Film suisse de Frédéric Baillif (2021), avec Claudia Grob, Anaïs Uldry, Kassia da Costa, Joyce Esther Ndayisenga, Charlie Areddy, Amélie Tonsi, Amandine Golay, Sara Tulu, Frédéric Landenberg, Merlin Landenberg… 1h50. Sortie le 9 mars 2022.
Les foyers d’accueil sont devenus depuis quelques années des lieux d’élection du cinéma. Deux mois tout juste après Placés de de Nessim Chikhaoui, c’est de Suisse que nous arrive La mif, présenté l’an dernier à la Berlinale : la chronique d’une cohabitation cahotique dans un établissement spécialisé pour adolescentes qui recueille en quelque sorte toute la misère du monde, sous la responsabilité bienveillante d’un personnel éducatif parfois débordé qui doit réaménager en permanence un espace vital raisonnable entre ses responsabilités professionnelles et son implication personnelle. Première constatation, et elle n’est pas innocente, le film est décrit selon les observateurs comme un documentaire relevant de ce fameux cinéma du réel ou comme une pure fiction. La vérité se situe très exactement à mi-chemin entre ces deux théories et doit cet effet d’hyperréalisme à l’approche de Frédéric Baillif qui a consacré beaucoup de temps à s’immerger dans ce milieu et à recruter puis à préparer ses jeunes interprètes à un tournage en mode guérilla destiné à faire émerger des conflits et des antagonismes qu’on jurerait spontanés et impulsifs. Une méthode efficace au service d’un propos d’autant plus complexe que c’est l’institution elle-même qui est menacée de disparition, suite à un dysfonctionnement qui met en évidence un statut administratif précaire et passablement rétrograde aux conséquences incalculables.

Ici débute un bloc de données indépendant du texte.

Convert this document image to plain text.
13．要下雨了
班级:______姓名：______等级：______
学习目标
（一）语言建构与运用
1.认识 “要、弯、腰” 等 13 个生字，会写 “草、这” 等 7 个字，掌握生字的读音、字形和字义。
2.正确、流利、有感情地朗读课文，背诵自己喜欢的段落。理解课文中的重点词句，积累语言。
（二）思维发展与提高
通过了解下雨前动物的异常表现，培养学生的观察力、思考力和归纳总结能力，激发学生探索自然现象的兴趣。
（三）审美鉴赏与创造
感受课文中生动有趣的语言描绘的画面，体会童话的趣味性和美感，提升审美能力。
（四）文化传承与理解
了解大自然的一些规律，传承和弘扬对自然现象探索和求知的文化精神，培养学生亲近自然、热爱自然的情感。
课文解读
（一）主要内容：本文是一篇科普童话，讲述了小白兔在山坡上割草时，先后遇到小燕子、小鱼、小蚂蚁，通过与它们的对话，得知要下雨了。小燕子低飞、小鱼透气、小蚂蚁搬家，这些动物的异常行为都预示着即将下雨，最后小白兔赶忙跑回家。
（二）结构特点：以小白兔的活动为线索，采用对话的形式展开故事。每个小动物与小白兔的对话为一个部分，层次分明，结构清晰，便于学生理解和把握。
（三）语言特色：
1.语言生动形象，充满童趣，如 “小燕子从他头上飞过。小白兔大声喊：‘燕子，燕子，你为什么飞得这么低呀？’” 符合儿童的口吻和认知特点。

Tout l’intérêt de La mif repose sur la fraîcheur de son interprétation et une approche délibérément dépourvue d’artifices où le romanesque n’apparaît que comme un attribut accessoire. Chacune des pensionnaires de ce foyer doit se débattre tout à la fois avec un vécu souvent pesant sinon douloureux et une cohabitation pas toujours aisée avec ses compagnes d’infortune, sous la protection de plus en plus illusoire d’une directrice pétrie de bonnes intentions, mais atteinte par la limite d’âge qui en est venue à considérer ses pensionnaires comme ses propres filles et entend ne les lâcher dans la vie réelle que lorsqu’elles lui semblent parées des armes nécessaires pour pouvoir se défendre et même se battre. Le scénario proprement dit est composé de séquences mettant en présence les unes et les autres dans des confrontations réglées pour que la vie réussisse à s’insinuer largement au sein d’un cadre préétabli où la fiction se laisse submerger par la vérité des sentiments. La caméra se montre quant à elle aussi discrète que possible, en s’attardant sur les visages et les gestes de ces gamines montées en graine qui s’affirment à travers des réactions épidermiques dans un éternel conflit d’egos sur fond de détresse intime. La mise en scène de Frédéric Baillif excelle à capter ces précieux instants de vérité sans la moindre tentation voyeuriste. Telle est la puissance de ce beau film dont le titre sibyllin ne doit pas constituer un obstacle, mais plutôt une incitation à la curiosité envers une jeunesse cabossée qui ne demande qu’à s’intégrer dans la société. Quant à cette fameuse “mif”, c’est un diminutif de la famille qui englobe l’entourage proche de chacune de ces filles.